On avait perdu 12 ans d'échanges visuels, de clins d'œil, de regards furtifs, complices, 12 ans d'insouciance et même si on avait été heureux, les yeux de papa nous avaient manqués et on ne nous rendrait pas ces années perdues. Maman pleurait de joie d'avoir retrouvé le regard de son mari et même si papa devait porter des lunettes, il pouvait lire et se déplacer, conduire et bouger librement. Notre enfance a été brisée par ce pépin mais papa était vivant au moins.
En recouvrant la vue papa s'est débarrassé de tout ce qui l'avait accompagné pendant cette absence de lumière. La montre qu'il avait gardée 12 ans est partie au fond d'un tiroir et elle fut la seule pièce qui a survécu à cette époque. Je la déteste et mon frère aussi. Les médecins n'ont pas su donner d'explication satisfaisante de ce qui était arrivé à Papa. Un ophtalmo au début des années 2000 a expliqué ça par une altération temporaire due à une tumeur bénigne que l'organisme aurait fini par éliminer tout seul. Papa est mort en 2017 et maman l'a suivie 6 mois plus tard. On ne saura jamais ce qui est vraiment arrivé à papa. Il n'a jamais voulu reparler ce tout ça. Il disait qu'il fallait ne voir que le meilleur de la vie. Maman a avoué qu'elle a craint que papa ne soit atteint d'une tumeur au cerveau qui lui soit fatale. Alors qu'elle n'était pas croyante, elle nous a avoué avoir prié, et pire, être allée voir un guérisseur à distance, un type qui avait le feu ou quelque chose comme ça. Elle s'était raccrochée à tout ça et en avait honte ensuite.
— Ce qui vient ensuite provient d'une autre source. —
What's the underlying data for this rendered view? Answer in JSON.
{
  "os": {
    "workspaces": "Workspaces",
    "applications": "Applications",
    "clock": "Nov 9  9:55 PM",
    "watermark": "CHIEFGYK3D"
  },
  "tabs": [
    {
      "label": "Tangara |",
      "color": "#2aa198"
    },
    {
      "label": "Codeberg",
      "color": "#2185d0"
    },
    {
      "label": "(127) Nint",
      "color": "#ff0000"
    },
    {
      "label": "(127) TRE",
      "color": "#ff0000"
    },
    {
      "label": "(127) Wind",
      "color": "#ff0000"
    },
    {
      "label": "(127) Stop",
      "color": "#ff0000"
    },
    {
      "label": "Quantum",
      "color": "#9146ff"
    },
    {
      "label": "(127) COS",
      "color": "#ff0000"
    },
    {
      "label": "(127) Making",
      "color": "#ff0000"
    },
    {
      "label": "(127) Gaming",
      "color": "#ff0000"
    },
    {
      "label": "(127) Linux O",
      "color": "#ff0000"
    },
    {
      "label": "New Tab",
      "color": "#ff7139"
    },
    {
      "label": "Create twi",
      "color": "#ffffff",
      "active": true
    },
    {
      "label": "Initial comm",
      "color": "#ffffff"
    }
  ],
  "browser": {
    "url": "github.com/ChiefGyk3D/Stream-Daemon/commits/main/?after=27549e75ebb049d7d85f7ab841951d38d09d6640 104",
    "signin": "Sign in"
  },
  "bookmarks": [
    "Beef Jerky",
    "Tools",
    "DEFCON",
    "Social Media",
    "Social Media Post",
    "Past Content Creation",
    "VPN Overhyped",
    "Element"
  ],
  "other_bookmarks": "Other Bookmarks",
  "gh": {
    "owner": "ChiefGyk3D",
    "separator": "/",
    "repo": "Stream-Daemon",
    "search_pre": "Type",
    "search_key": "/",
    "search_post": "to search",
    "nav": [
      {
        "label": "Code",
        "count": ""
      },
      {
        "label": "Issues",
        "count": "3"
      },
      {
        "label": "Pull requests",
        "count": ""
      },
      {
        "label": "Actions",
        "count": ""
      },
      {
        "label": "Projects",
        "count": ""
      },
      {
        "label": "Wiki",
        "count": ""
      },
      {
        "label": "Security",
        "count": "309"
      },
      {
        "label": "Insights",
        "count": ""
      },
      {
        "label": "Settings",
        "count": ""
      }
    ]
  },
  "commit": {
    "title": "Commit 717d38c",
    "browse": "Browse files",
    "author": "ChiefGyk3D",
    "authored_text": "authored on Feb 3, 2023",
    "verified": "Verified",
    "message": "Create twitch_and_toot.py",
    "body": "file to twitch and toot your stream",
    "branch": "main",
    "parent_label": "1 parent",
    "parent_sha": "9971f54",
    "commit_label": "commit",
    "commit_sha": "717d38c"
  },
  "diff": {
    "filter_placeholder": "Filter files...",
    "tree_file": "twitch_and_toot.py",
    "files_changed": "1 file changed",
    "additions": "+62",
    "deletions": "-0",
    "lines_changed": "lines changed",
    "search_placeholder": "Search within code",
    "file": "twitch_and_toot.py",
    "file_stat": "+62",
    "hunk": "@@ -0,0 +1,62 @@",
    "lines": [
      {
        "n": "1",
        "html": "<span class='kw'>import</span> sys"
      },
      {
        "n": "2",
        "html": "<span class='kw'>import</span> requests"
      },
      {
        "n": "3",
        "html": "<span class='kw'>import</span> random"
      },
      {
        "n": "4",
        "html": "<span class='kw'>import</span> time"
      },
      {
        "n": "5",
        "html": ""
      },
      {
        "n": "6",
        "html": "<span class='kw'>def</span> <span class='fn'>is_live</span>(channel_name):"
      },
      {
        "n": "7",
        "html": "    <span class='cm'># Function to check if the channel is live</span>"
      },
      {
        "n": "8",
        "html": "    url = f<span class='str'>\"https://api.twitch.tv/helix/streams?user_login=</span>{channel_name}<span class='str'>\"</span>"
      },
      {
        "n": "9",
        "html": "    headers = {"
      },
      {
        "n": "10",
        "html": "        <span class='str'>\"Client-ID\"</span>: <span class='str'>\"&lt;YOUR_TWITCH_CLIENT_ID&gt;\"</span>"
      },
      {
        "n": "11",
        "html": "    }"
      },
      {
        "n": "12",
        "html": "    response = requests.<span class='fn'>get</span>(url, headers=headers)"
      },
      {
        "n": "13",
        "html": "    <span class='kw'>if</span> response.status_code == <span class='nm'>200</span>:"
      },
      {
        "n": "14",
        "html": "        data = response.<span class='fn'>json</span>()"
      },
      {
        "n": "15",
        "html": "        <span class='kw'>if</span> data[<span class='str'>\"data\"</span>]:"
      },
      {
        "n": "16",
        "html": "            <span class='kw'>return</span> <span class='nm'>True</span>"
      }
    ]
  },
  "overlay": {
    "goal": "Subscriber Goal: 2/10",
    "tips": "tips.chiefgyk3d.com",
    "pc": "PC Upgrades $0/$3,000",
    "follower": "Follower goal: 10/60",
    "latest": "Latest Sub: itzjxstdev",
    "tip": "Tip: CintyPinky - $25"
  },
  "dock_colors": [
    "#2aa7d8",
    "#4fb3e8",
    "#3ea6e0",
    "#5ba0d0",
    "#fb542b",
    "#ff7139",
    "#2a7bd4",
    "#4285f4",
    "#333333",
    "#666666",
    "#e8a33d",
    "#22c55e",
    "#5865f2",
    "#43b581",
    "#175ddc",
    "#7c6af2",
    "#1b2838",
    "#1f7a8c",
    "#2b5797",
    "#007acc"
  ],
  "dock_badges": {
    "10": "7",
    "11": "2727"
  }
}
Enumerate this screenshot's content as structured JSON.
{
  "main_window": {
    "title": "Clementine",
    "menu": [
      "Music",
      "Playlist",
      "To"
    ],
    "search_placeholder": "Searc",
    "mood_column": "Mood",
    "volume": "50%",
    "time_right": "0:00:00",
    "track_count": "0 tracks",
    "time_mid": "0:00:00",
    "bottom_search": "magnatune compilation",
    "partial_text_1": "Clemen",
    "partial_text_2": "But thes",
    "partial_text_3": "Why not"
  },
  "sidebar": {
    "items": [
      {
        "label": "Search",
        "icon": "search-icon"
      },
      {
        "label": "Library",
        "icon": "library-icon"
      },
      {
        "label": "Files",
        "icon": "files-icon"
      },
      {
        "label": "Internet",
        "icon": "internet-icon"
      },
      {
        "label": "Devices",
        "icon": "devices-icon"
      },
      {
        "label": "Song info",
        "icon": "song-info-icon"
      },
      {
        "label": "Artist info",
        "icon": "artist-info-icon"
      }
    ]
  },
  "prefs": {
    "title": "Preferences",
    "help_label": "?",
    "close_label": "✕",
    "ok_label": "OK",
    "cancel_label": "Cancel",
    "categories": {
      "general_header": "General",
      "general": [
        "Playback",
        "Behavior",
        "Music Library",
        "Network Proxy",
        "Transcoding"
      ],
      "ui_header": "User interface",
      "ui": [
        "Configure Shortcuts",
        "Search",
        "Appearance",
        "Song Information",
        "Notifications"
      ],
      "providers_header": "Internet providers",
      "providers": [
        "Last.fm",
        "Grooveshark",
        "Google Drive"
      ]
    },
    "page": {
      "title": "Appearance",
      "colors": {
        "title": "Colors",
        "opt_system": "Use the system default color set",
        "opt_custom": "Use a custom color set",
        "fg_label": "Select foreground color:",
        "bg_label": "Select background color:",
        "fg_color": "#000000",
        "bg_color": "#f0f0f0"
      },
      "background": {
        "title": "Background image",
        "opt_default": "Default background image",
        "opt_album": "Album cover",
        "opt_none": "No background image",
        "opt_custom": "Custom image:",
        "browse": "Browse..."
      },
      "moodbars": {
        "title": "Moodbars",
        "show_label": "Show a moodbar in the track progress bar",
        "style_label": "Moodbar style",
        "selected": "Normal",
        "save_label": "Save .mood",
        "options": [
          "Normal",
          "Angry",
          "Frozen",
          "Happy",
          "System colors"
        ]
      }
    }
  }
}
Cette parenthèse leur a couté 12 ans de bonheur mais nous étions malgré tout heureux ou presque. Voilà, vous savez tout. Je ne souhaite plus voir cette montre et donc je la vends. Je ne veux pas que mes enfants l'aient car elle est liée à ces 12 ans et ne peut s'en délier qu'en changeant de chemin et de propriétaire. Comme vous allez raconter cette histoire? dites bien que, finalement, si ces 12 ans furent désespérants, ils démontrent qu'il ne faut jamais lâcher prise et que le tunnel a forcément un début et une fin. Je pense à mon père chaque matin quand mes yeux s'ouvrent et que je vois ce qui m'entoure et ceux qui sont là … C'est si bon de voir."